Ingo Schulze wurde bekannt mit den Erzählbänden 33 Augenblicke des Glücks (1995) und Simple Storys (1998), die kaleidoskopartig das „Lebensgefühl“ von Menschen in Zeiten eines epochalen Umbruchs aufblättern. Es folgten mit teils längerem Abstand neben weiteren Erzählungsbänden mehrere vielbeachtete Romane: (1) Neue Leben (2005), ein Erzähltext, der vieles in einem ist: Schelmenroman, satirisch gefärbter Künstlerroman (bzw. Parodie des klassischen Künstlerromans), eigenwilliger Bildungs- und Entwicklungsroman und zugleich groß angelegter Gesellschaftsroman; (2) Adam und Evelyn (2008), ein Wendeepos, das mit einem biblisch kodieren Personal aufwartet, (3) Peter Holtz. Sein glückliches Leben erzählt von ihm selbst (2017), ein Schelmenroman mit einem in einem Heim in der DDR aufgewachsenen, sozialismusgläubigen ‚Helden‘, der nach der Wende mit mehr Glück als Verstand zu Wohlstand und Immobilienvermögen gelangt. (4) Die rechtschaffenen Mörder (2020), ein Roman über die politischen Entwicklungen im Osten Deutschlands und über Ost-West-Differenzen, in dem Schulze die Liebe zu Vexierspiel, zum Auslegen falscher Fährten und ausgefeilter Leerstellen, die den Ton der vorangegangenen Werke gesetzt hatten, virtuos fortsetzt.

Frank Witzel veröffentlichte nach Gedichtbänden und Essays 2001 mit Bluemoon Baby einen anspielungsreichen dekonstruktivistischen Thriller voller literarischer Anspielungen und Reminiszenzen an die Pop- und Beatkultur, 2003 folgte der Roman Revolution und Heimarbeit, der mit seiner aberwitzigen Kombination von Verschwörungstheorien, Popkultur, Paranoia und philosophischen Diskursen an das Vorbild des großen amerikanischen Erzählers Thomas Pynchon erinnert, und 2008 der souverän mit Fakten und Fiktion spielende Literatur- und Medienbetriebsroman Vondenloh (Neuausgabe: Matthes & Seitz, Berlin 2018).
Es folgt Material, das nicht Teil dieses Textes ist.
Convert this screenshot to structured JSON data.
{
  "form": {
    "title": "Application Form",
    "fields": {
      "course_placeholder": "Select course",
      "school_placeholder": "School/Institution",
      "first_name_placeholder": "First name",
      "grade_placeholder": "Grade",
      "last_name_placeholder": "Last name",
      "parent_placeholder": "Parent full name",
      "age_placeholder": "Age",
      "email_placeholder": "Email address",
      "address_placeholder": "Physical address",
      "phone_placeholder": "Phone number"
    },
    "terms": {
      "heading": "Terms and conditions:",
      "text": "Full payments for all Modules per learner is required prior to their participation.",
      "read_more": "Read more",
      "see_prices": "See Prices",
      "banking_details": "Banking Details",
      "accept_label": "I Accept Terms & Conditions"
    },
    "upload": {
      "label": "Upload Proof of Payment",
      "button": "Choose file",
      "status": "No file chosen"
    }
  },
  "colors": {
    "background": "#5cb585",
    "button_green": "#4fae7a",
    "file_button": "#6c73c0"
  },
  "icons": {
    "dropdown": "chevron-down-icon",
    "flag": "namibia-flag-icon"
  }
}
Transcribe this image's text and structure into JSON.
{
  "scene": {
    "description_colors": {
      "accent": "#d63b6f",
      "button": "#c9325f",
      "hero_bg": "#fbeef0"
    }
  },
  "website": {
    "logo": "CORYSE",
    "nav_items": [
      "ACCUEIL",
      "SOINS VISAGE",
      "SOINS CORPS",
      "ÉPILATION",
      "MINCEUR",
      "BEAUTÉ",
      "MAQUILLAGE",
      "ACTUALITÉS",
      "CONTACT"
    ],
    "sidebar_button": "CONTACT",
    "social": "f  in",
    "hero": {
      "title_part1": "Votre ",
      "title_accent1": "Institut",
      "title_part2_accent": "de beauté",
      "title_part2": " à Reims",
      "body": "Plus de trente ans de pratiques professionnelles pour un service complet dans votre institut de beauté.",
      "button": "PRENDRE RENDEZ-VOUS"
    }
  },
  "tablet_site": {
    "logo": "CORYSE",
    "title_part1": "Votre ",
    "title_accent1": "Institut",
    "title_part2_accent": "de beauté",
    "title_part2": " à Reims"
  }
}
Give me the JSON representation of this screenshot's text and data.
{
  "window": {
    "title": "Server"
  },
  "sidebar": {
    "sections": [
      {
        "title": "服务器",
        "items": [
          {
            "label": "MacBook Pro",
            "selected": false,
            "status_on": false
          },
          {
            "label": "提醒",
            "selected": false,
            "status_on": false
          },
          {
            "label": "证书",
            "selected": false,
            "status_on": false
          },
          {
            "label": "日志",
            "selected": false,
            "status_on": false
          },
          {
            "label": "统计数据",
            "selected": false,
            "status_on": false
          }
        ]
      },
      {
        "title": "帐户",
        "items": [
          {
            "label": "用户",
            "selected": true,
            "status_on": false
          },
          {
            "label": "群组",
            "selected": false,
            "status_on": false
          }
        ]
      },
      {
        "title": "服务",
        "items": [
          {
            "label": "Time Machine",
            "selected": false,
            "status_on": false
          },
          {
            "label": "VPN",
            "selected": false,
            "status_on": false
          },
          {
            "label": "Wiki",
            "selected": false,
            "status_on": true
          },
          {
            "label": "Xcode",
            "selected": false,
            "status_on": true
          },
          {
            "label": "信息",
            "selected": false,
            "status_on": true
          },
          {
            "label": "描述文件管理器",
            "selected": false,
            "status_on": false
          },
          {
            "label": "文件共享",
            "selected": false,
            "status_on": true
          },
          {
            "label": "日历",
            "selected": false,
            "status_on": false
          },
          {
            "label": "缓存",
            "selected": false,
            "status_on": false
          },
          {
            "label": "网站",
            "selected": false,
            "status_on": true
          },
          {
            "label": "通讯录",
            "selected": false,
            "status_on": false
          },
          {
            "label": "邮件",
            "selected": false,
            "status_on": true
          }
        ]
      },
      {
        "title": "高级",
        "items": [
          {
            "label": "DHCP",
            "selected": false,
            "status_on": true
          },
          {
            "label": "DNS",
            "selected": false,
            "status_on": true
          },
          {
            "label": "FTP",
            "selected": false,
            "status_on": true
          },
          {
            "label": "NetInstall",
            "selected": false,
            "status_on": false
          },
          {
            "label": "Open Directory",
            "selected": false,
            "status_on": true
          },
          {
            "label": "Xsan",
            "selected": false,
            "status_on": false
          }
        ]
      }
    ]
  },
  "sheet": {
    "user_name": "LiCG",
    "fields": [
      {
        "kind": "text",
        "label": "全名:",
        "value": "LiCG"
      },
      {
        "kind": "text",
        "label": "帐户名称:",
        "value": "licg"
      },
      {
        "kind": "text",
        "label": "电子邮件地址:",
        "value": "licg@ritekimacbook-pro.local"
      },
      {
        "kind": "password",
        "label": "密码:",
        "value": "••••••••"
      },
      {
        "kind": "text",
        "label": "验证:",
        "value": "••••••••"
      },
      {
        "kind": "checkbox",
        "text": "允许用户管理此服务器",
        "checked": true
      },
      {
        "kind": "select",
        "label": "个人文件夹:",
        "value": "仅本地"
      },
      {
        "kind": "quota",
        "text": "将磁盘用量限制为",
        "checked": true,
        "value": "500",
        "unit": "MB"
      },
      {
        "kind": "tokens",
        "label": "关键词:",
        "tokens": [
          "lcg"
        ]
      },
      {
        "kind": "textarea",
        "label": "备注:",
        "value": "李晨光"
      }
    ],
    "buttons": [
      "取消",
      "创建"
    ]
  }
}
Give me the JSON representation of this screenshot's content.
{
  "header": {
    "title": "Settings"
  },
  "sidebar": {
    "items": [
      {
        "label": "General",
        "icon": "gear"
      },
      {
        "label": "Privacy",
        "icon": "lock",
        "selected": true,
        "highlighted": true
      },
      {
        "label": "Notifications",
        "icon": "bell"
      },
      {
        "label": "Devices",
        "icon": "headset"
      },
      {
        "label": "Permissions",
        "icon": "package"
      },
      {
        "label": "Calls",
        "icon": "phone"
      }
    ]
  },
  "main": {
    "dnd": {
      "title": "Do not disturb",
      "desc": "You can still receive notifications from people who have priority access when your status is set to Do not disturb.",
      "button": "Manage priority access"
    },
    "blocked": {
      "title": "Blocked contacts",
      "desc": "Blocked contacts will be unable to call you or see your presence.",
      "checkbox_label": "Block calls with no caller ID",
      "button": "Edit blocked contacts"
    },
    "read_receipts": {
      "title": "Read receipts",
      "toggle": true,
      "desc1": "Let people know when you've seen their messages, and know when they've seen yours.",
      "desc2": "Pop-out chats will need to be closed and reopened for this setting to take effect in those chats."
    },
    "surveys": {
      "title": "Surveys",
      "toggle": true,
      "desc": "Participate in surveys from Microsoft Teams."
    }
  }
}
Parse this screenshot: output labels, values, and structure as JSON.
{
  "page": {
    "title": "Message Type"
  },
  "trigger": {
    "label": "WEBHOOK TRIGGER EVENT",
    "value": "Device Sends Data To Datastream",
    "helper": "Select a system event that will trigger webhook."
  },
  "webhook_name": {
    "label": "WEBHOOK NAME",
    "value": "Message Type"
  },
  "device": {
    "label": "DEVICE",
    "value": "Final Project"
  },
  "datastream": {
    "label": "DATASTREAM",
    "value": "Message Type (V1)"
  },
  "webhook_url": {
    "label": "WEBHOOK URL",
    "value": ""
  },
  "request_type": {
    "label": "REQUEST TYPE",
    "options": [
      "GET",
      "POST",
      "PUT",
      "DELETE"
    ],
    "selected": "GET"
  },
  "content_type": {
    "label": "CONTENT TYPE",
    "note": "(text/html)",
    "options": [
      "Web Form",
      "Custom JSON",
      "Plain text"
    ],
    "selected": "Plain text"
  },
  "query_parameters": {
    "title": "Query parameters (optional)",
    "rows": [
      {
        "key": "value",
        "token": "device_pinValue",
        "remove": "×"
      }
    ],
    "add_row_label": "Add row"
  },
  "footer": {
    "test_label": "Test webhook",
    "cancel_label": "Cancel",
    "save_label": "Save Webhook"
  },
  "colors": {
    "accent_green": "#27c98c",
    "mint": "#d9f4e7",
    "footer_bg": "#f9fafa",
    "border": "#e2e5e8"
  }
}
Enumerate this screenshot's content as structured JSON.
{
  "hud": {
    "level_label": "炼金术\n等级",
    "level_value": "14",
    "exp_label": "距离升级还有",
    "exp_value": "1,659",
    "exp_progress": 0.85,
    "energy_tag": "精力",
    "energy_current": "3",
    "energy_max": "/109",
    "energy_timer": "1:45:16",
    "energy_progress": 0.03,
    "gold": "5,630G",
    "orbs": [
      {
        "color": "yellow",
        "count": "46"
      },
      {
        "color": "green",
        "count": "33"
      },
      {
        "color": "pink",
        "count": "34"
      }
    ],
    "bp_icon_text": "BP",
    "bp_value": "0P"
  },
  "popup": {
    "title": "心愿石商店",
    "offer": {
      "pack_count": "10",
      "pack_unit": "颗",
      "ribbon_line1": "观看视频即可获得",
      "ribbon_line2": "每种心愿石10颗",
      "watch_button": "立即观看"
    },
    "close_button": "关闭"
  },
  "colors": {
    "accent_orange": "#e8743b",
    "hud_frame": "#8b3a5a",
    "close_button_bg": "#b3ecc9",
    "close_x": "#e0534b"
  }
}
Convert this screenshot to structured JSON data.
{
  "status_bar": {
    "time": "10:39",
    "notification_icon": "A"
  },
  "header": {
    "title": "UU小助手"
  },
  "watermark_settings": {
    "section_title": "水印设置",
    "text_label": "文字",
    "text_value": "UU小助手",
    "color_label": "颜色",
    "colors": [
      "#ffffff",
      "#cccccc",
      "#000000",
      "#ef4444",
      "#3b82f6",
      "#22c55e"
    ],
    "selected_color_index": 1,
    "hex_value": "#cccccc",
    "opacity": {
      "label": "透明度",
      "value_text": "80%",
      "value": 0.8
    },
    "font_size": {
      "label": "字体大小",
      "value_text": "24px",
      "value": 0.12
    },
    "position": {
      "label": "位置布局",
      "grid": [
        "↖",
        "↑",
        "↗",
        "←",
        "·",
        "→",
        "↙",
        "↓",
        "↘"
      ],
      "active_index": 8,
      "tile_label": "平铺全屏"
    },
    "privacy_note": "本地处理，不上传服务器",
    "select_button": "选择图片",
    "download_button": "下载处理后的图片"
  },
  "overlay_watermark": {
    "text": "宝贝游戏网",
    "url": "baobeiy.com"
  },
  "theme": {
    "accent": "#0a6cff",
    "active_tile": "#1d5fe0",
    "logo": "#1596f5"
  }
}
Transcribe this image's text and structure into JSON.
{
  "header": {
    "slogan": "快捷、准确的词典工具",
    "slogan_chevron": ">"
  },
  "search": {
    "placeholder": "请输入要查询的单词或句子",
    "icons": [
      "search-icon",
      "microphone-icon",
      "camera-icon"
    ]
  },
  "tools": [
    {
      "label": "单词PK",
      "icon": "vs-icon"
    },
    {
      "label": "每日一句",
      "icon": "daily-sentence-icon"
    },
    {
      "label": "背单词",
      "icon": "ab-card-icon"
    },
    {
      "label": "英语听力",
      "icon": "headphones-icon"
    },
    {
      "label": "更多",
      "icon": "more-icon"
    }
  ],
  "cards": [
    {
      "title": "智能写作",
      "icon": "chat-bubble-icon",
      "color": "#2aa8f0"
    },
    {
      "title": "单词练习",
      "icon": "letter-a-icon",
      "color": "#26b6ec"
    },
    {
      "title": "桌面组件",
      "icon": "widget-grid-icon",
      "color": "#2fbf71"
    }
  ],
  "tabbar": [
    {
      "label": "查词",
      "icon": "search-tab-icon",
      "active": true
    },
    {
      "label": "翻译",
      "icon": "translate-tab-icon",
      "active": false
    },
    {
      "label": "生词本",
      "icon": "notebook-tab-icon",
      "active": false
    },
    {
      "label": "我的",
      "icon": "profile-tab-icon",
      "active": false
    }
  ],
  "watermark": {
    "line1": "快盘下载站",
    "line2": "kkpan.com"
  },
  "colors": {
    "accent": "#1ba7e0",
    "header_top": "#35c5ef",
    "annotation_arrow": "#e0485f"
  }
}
Erst spät fand Frank Witzel die breite Aufmerksamkeit, die bereits diese Werke verdient gehabt hätten, nämlich mit dem 2015 erschienenen und als „genialistisches Sprachkunstwerk“ gefeierten Roman Die Erfindung der Roten Armee Fraktion durch einen manisch-depressiven Teenager im Sommer 1969, für den Frank Witzel den Deutschen Buchpreis erhielt. Es folgten zunächst mehrere Arbeiten für den Rundfunk, darunter Die apokalyptische Glühbirne, die Hörstückreihe Stahnke und Jule, Julia, Julischkafür die Witzel 2017 den Deutschen Hörbuchpreis erhielt, die ‚metaphysischen Tagebücher‘ Uneigentliche Verzweiflung (2019) und Erhoffte Hoffnungslosigkeit (2021) sowie der Roman Direkt danach und kurz davor (2017), der vom Schweigen der Nachkriegszeit erzählt, Alltags- und Wissenschaftssprache, Literatur, deutsche Märchen, Mythen und „Kahlschlagprosa“ gegeneinander schneidet, um der Frage nachzugehen, wie es zur „dunklen Epoche“ des NS kommen konnte. 2020 erschien mit Inniger Schiffbruch (2020) eine sehr persönliche Rückschau auf die eigene Kindheit sowie die Kriegstraumata der Eltern und zugleich eine Mentalitätsgeschichte der alten Bundesrepublik.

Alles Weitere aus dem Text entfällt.